November 24, 2022

Gov’t Adopts Debt Exchange Programme For Debt Sustainability

The government of Ghana has announced the adoption of a Debt Exchange Programme after analysis found that Ghana is at high risk of debt distress.

Finance Minister Ken Ofori Atta says the country’s debt was worsened by the “negative impact of exchange rate depreciation, particularly on external debt, as well as the crystallisation of significant contingent liabilities in recent years”.

The cedi reportedly depreciated 54.2 per cent against the US Dollar and by 48.5 per cent against the British Pound.

The country’s debt as of the end of September 2022 stood at GH¢467,371.31 million (US$48,871.34 million) according to provisional results.
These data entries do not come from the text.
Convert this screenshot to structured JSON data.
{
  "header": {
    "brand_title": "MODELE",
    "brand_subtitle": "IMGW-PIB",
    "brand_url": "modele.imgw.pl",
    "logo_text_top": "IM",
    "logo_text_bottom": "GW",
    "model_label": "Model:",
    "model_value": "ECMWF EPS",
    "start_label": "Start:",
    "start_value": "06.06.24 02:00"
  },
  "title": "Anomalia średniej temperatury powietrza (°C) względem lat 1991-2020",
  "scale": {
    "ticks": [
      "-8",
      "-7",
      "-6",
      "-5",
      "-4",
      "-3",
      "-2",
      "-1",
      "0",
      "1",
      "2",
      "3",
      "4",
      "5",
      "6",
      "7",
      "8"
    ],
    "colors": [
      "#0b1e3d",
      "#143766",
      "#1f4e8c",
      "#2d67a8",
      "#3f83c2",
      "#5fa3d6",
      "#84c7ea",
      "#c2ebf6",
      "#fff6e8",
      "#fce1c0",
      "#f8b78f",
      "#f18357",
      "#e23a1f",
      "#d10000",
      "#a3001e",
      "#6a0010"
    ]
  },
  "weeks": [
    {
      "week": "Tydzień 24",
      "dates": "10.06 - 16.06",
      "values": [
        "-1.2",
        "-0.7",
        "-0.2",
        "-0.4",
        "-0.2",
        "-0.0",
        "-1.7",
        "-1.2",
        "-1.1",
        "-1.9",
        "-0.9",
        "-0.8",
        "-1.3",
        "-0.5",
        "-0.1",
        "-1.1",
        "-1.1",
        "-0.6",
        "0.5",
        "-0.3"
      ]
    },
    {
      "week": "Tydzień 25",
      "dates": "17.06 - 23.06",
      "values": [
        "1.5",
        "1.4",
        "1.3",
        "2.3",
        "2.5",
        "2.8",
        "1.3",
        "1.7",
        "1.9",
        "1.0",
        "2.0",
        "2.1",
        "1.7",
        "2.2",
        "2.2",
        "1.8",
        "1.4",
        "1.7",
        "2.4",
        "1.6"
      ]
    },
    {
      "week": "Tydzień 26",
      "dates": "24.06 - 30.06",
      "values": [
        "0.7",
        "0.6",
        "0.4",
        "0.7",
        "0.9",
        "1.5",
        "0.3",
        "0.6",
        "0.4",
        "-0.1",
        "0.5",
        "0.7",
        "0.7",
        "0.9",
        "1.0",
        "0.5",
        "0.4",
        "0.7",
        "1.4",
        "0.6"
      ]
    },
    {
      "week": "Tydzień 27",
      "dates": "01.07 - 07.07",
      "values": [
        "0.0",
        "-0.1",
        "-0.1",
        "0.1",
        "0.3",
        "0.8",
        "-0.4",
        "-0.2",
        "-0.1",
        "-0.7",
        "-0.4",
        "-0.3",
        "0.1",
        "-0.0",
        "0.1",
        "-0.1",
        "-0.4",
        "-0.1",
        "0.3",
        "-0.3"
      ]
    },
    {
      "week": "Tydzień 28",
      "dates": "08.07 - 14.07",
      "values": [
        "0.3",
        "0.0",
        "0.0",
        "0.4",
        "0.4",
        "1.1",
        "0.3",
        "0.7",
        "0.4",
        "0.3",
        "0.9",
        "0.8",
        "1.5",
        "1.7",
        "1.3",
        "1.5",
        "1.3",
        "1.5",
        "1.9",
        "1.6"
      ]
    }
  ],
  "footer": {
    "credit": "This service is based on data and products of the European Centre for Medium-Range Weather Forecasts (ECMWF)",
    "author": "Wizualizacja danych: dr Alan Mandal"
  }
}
Reading the 2023 Budget Statement and Economic Policy, Ofori Atta assured that the government was nevertheless bent on bringing debt to sustainable levels over the medium to long term.

“To this end, we will implement a debt exchange programme to address the challenges identified in the portfolio in collaboration with all relevant stakeholders including the Ghanaian public, the investor community and development partners.”

As part of measures for macro-economic stability, the government says it will aggressively mobilise domestic revenue; streamline and rationalise expenditures; Boost local productive capacity; Promote and diversify exports; Protect the poor and vulnerable; Expand digital and climate-responsive physical infrastructure; and Implement structural and public sector reforms.

For Mobilisation Of Domestic Revenue the government will increase the VAT rate by 2.5 per cent; Fast-track the implementation of the Unified Property Rate Platform programme in 2023; and review the E-Levy Act and more specifically, reduce the headline rate from 1.5% to one per cent (1%) of the transaction value as well as the removal of the daily threshold.

Aside from the Debt Exchange Programme, he said, the Government will strengthen its oversight of all State-ownmed-Enterprises, in particular, financial and energy sectors to ensure reforms and discipline to reduce potential fiscal risks from incidence of contingent liabilities.

Furthermore, he said the government will opt for concessional loans.

“Mr. Speaker, in line with our objective to restore debt sustainability, concessional loans will continue to be the preferred financing option for projects. We, however, recognize that there may be cases where non-concessional borrowing may be required to finance critical transformative projects. Such financing will be determined within limits that are consistent with our debt sustainability programme.”

Based on the estimates for Total Revenue and Grants and Total Expenditure (including arrears clearance), the overall Budget balance to be financed in 2023 is a fiscal deficit of GH¢61,475 million, equivalent to 7.7 percent of GDP. The corresponding Primary balance is a deficit of GH¢8,925 million, equivalent to 1.1 percent of GDP.